La Banque de Maurice annonce le lancement, depuis le début de cette semaine, d’un programme lui permettant d’assurer une gestion effective des liquidités dans le système bancaire. Après un premier exercice effectué lundi dernier, qui lui a permis de stériliser un montant de Rs 3 milliards, la banque centrale indique que des opérations similaires seront menées à l’avenir afin de stériliser un montant additionnel de Rs 20 milliards d’ici fin décembre prochain.
Fortement préoccupée par la situation d’excès de liquidités dans le circuit bancaire (selon une évaluation couvrant les deux semaines se terminant au 30 avril 2015, le montant s’élevait à Rs 16,3 milliards), la banque centrale indique que, depuis le 20 janvier dernier, elle a effectué plusieurs interventions sur le marché des devises en vue de stériliser l’équivalent en roupies et empêcher que la situation ne s’aggrave davantage. Suite à ces interventions, la BoM avait pu stériliser un montant de Rs 3,8 milliards sous forme de dépôts en roupies placés par les banques commerciales auprès de la banque centrale.
Intensifiant sa lutte contre l’excès de liquidités, la BoM a mis à exécution, depuis le lundi 18 mai 2015, un programme de gestion effective des liquidités. Des titres à maturité de trois ans (Three-Year Bank of Mauritius Notes) ont été proposés au marché avec pour résultat la stérilisation d’un montant de Rs 3 milliards. Le rendement moyen sur ces offres acceptées était de 2,76%, contre 2,5% lors d’un exercice semblable effectué le 22 avril dernier. Les autorités bancaires soulignent qu’elles ne vont pas s’arrêter là et envisagent de lancer des opérations similaires en vue de stériliser un montant additionnel de Rs 20 milliards d’ici la fin de l’année. La BoM fait ressortir que les émissions de nouveaux titres dépendront des réactions du marché en matière de structure des taux d’intérêt et de l’évolution de la situation concernant l’excès de liquidités.

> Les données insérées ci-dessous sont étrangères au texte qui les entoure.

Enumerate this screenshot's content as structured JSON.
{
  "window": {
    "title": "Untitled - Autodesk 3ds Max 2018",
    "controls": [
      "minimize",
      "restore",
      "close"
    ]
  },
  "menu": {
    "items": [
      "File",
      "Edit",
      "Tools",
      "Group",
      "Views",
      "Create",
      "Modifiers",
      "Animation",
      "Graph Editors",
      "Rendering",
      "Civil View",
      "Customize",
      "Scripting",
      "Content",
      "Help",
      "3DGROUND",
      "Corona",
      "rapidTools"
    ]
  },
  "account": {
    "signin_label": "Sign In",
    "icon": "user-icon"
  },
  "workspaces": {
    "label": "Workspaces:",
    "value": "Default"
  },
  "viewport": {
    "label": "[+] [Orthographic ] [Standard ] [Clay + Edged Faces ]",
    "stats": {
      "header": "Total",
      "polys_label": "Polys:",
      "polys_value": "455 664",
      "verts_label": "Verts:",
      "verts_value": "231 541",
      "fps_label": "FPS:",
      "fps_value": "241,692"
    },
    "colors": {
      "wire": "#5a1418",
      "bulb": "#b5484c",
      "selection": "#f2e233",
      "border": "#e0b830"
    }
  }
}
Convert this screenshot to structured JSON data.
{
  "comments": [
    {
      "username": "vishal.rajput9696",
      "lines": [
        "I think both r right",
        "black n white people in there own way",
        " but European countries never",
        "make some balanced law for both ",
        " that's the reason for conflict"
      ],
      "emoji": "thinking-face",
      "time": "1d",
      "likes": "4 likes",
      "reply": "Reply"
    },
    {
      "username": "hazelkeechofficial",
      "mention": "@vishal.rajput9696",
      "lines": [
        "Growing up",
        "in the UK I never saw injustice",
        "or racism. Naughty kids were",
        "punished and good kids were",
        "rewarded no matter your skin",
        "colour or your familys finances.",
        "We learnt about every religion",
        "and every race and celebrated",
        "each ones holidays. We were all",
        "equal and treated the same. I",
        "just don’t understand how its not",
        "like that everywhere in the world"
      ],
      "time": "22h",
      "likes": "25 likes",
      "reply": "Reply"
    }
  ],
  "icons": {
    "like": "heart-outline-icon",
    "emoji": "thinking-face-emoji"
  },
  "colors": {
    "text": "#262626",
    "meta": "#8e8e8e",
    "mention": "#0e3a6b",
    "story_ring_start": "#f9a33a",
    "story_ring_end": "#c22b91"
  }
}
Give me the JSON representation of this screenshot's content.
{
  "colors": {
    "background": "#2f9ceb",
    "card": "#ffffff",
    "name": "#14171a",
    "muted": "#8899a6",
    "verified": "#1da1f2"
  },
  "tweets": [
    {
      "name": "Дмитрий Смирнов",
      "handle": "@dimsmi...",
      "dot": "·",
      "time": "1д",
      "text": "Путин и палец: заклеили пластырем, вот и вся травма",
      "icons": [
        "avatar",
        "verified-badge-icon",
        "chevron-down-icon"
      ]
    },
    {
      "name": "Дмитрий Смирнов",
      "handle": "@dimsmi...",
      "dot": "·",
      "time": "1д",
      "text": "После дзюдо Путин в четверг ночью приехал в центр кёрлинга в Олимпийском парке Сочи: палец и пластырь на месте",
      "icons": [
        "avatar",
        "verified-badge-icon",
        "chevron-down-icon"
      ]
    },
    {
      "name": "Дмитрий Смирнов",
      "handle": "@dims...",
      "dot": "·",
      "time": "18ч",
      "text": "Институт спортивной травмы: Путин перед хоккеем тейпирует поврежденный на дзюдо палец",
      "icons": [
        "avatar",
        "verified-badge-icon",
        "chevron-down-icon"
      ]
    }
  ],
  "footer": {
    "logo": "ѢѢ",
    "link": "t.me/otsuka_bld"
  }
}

Dans un communiqué publié hier, la BoM observe qu’une réduction graduelle du volume d’excès de liquidités permettra au taux d’intérêt à court terme de prendre la bonne direction. En agissant ainsi sur les taux d’intérêt à court terme, les autorités bancaires seront en mesure d’influer positivement sur la structure des taux d’intérêt pratiqués par le marché.
Lors de sa dernière réunion tenue en avril dernier, le comité de politique monétaire de la BoM avait noté que la persistance d’une situation de fort excès de liquidités dans le système bancaire « continued to depress money market interest rates ». Le gouverneur de la BoM, Ramesh Basant Roi, avait fait pour les membres du MPC un survol du cadre opérationnel de la politique monétaire, mettant l’accent sur l’absence de rapport entre le taux directeur décidé par le MPC et les taux d’intérêt pratiqués par les opérateurs du marché. Ramesh Basant Roi avait fait remarquer que l’excès de liquidités affectait les taux de rendement sur les placements dans les titres émis par le gouvernement.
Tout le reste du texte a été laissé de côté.